Removal of these veil materials has historically been accomplished using wet chemistries and therefore encumbered by the disadvantages associated with these wet chemistries.
FIG. 1 depicts a typical starting semiconductor structure wherein a substrate material 10 has a tungsten layer 11 deposited for subsequent patterning. An oxide layer as an interlevel dielectric (ILD) 12 is deposited on top of the tungsten layer, and a photoresist 13 is deposited on top of the ILD layer. In the process of forming this basic structure that is well known in the art, the oxide layer is patterned using photolithography and a typical photoresist, whereupon the oxide etch is performed using a plasma generated etching method employing various wet chemistries. However, during this etch, polymer veils 14 and oxide veils 15 are formed that are made up of metals, carbon, and oxide-based materials.
Nevertheless, when the resist is stripped using known plasma based or chemical based processes, these processes do not remove the veils formed during the etch. The problems encountered by virtue of these oxide and polymer veils are well known in the art.

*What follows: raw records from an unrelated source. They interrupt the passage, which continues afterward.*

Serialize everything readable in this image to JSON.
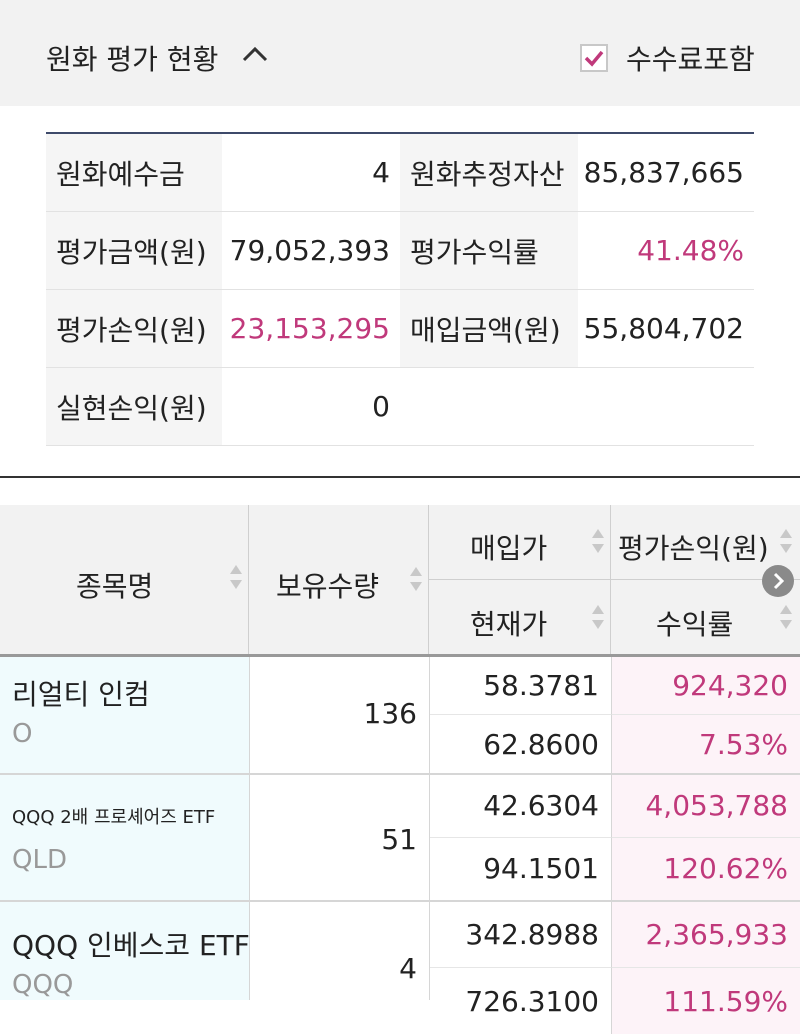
{
  "header": {
    "title": "원화 평가 현황",
    "chevron_icon": "chevron-up-icon",
    "fee_checkbox_label": "수수료포함",
    "fee_checked": true,
    "check_color": "#c0397b"
  },
  "summary": {
    "rows": [
      [
        {
          "label": "원화예수금",
          "value": "4"
        },
        {
          "label": "원화추정자산",
          "value": "85,837,665"
        }
      ],
      [
        {
          "label": "평가금액(원)",
          "value": "79,052,393"
        },
        {
          "label": "평가수익률",
          "value": "41.48%"
        }
      ],
      [
        {
          "label": "평가손익(원)",
          "value": "23,153,295"
        },
        {
          "label": "매입금액(원)",
          "value": "55,804,702"
        }
      ],
      [
        {
          "label": "실현손익(원)",
          "value": "0"
        },
        {
          "label": "",
          "value": ""
        }
      ]
    ]
  },
  "table": {
    "headers": {
      "name": "종목명",
      "qty": "보유수량",
      "buy_price": "매입가",
      "current_price": "현재가",
      "pl": "평가손익(원)",
      "return_rate": "수익률"
    },
    "rows": [
      {
        "name": "리얼티 인컴",
        "ticker": "O",
        "qty": "136",
        "buy_price": "58.3781",
        "current_price": "62.8600",
        "pl": "924,320",
        "return_rate": "7.53%"
      },
      {
        "name": "QQQ 2배 프로셰어즈 ETF",
        "ticker": "QLD",
        "qty": "51",
        "buy_price": "42.6304",
        "current_price": "94.1501",
        "pl": "4,053,788",
        "return_rate": "120.62%"
      },
      {
        "name": "QQQ 인베스코 ETF",
        "ticker": "QQQ",
        "qty": "4",
        "buy_price": "342.8988",
        "current_price": "726.3100",
        "pl": "2,365,933",
        "return_rate": "111.59%"
      }
    ]
  }
}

Accordingly, there is a need in the art of stripping resist following etch of a semiconductor chip structure in which a tungsten layer is deposited on a substrate material, to be able to remove polymer and oxide veils from sidewalls of vias, to remove the thin oxide formed on the tungsten layer, and to control the tungsten interface and therefore high contact resistance after etch and photolithographic resist removal, by other than the wet chemistries now used.
One object of the present invention is to provide a dry process for removal of polymer and oxide veils from sidewalls of vias and on the interface of a tungsten layer of a semiconductor following oxide etch of an interlevel dielectric.
Another object of the present invention is to provide a RIE (reactive ion etching) method for removal of polymer and oxide veil""s from sidewalls of vias and on the interface of a tungsten layer of a semiconductor following oxide etch of an interlevel dielectric.
A further object of the present invention is to provide a dry process for removal of polymer and oxide veils from sidewalls of vias and on the interface of a tungsten layer of a semiconductor following oxide etch of an interlevel dielectric in a manner so as to avoid the high contact resistance when an insulator interface is not removed from the tungsten surface and to limit the attack on tungsten to avoid unacceptable tungsten loss.
A yet further object of the present invention is to provide improved C1 contact adhesion after C1 polymer removal to obtain a better surface for the tungsten contact to adhere to, as a result of the undercut of the C1 via.
In general, the invention process is accomplished by:
depositing tungsten on a substrate material and patterning the tungsten;
depositing an interlevel dielectric of an oxide on the tungsten layer;
depositing a photoresist on the oxide layer and patterning the oxide layer using photolithography and photo resist;
performing an oxide etch using a plasma generated etching method, wherein oxide veils are formed of metals, and carbon and oxide based materials; and
removing the veil materials by RIE (reactive ion etching) to provide a dry polymer clean.